Verve hoped to overcome some of those problems with a one-time solution that turns off the gene that activates PCSK9, a protein that regulates LDL metabolism in the liver. VERVE-102 changes a letter, or “base,” in the DNA that alters the PCSK9 gene.
Lilly found Verve’s strategy compelling enough to commit $1 billion to acquiring its pipeline of cardiovascular drugs, which could become an even richer payout for Verve’s investors if VERVE-102 enters Phase 3 testing by 2035. If successful, VERVE-102 could help shore up Lilly’s position in metabolic diseases, where it has become a leader thanks to top-selling obesity and diabetes products as well as a healthy pipeline of experimental drugs.

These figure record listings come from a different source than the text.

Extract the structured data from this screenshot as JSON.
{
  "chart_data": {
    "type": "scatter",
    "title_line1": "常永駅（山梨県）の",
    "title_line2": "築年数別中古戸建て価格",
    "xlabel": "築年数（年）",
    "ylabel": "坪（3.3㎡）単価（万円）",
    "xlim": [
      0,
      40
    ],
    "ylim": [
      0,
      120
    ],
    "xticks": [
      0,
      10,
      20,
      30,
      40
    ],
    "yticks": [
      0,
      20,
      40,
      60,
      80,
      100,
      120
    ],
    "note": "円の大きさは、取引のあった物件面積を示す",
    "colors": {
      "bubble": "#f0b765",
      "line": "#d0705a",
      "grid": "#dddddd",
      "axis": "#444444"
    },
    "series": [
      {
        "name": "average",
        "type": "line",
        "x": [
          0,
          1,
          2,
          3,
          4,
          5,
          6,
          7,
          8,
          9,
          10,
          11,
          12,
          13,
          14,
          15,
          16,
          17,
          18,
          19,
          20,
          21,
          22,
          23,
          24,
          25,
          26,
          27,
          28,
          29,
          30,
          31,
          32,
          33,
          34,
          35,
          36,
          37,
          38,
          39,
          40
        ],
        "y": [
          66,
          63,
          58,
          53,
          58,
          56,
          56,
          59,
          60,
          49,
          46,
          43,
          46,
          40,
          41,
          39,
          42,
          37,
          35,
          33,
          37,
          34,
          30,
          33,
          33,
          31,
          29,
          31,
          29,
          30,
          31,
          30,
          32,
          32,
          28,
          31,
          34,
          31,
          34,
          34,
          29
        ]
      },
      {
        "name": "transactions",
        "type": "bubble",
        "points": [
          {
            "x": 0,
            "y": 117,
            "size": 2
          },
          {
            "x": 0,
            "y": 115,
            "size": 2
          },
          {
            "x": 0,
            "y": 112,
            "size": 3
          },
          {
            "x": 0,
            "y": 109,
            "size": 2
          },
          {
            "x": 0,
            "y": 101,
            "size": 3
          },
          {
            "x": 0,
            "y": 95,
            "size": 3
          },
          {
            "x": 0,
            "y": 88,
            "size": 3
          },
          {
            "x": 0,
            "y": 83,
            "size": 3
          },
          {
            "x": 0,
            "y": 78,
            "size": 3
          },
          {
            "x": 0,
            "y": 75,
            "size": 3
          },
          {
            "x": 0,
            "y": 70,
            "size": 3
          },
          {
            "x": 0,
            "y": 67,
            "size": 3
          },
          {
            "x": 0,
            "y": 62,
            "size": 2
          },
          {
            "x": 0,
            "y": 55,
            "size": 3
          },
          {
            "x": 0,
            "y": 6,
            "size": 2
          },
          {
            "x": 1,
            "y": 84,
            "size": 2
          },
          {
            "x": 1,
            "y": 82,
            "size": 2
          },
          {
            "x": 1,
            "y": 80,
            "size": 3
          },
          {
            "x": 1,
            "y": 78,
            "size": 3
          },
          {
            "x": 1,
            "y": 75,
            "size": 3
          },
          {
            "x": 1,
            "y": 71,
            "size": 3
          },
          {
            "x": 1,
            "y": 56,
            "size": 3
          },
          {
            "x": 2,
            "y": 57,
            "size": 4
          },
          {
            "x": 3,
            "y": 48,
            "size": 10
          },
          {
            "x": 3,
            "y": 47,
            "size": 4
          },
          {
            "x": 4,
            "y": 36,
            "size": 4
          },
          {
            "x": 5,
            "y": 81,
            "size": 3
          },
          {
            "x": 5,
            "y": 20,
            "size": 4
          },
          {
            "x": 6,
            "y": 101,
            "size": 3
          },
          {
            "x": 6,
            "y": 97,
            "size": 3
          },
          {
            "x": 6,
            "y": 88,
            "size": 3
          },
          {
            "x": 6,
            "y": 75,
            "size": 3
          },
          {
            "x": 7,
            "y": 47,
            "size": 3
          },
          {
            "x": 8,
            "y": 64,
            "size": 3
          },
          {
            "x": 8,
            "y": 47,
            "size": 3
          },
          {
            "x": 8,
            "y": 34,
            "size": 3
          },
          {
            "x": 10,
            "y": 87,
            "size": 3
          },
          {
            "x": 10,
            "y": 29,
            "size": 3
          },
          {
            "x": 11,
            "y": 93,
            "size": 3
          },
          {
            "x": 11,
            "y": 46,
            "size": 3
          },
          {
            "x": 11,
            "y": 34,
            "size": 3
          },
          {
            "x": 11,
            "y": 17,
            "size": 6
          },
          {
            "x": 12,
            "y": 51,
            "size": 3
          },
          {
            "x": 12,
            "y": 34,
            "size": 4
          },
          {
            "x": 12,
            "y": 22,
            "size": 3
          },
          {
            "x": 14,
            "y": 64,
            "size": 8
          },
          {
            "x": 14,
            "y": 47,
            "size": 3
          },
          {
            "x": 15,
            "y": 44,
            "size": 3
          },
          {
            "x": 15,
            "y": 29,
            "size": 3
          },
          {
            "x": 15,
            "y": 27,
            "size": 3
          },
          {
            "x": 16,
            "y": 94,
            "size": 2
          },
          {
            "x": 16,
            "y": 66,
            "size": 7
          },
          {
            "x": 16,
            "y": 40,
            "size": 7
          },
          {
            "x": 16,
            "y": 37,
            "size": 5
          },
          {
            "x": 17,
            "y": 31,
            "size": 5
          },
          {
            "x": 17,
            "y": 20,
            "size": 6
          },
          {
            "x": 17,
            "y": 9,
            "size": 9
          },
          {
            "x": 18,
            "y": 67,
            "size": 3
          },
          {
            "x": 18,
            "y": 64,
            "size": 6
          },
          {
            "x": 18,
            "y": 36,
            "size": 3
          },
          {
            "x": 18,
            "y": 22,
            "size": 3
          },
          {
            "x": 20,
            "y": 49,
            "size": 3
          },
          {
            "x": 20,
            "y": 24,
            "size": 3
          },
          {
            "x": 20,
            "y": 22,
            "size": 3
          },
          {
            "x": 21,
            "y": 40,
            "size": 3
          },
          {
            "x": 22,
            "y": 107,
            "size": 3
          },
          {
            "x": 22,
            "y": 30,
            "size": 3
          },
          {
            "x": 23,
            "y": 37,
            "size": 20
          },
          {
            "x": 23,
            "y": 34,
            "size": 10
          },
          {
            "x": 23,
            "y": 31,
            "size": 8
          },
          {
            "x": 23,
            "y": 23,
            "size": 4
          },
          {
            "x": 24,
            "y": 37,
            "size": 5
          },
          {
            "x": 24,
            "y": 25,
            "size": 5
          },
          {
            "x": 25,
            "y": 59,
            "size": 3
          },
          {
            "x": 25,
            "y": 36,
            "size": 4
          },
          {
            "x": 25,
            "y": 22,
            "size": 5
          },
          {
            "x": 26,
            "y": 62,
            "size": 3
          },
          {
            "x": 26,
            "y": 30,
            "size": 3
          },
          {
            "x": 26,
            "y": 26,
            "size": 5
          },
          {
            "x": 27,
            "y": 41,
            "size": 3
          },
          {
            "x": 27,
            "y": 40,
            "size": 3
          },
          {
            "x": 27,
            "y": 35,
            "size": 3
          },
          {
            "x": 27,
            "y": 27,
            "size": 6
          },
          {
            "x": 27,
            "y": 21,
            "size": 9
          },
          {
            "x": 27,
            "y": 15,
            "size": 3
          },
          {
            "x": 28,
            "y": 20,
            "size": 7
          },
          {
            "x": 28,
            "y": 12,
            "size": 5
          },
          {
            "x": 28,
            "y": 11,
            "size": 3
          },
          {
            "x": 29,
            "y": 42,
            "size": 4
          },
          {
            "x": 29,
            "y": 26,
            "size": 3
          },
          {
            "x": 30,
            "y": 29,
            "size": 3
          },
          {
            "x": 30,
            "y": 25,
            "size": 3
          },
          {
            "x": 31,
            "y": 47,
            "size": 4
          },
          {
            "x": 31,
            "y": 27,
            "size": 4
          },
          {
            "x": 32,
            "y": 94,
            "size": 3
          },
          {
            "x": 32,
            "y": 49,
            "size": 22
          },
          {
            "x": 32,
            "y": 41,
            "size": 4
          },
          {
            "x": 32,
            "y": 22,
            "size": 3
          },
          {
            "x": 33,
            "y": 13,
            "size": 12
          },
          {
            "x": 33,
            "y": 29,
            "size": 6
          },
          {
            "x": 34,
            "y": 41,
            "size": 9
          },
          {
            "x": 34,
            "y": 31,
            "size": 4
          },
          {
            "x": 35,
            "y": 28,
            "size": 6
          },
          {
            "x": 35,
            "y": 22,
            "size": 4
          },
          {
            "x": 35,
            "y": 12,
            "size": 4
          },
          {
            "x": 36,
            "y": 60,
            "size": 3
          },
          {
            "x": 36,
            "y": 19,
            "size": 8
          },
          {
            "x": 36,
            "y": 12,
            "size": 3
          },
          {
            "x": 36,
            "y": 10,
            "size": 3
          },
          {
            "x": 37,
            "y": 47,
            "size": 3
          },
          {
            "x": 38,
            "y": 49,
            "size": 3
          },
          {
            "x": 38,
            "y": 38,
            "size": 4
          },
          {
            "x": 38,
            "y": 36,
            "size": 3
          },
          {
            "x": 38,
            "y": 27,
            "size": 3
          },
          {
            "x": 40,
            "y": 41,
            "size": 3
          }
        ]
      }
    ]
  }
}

The data disclosed Monday were part of a presentation at the European Atherosclerosis Society Congress and published in the New England Journal of Medicine. They suggest VERVE-102 was both hitting its biological target and having the intended effect. The data came from 35 enrollees who received one of six different doses of the drug, ranging from 0.3 to 1 milligram per kilogram of body weight.
According to Lilly, PCSK9 levels dropped between 55% and 88% while LDL levels fell between 9% and 62%. Investigators said there were no treatment-related adverse events, and enrollees reported that the main side effects were reactions to the infusion and fatigue. All received their planned dose and no one withdrew from the trial.
Lilly plans on beginning a Phase 2 study by the end of 2026.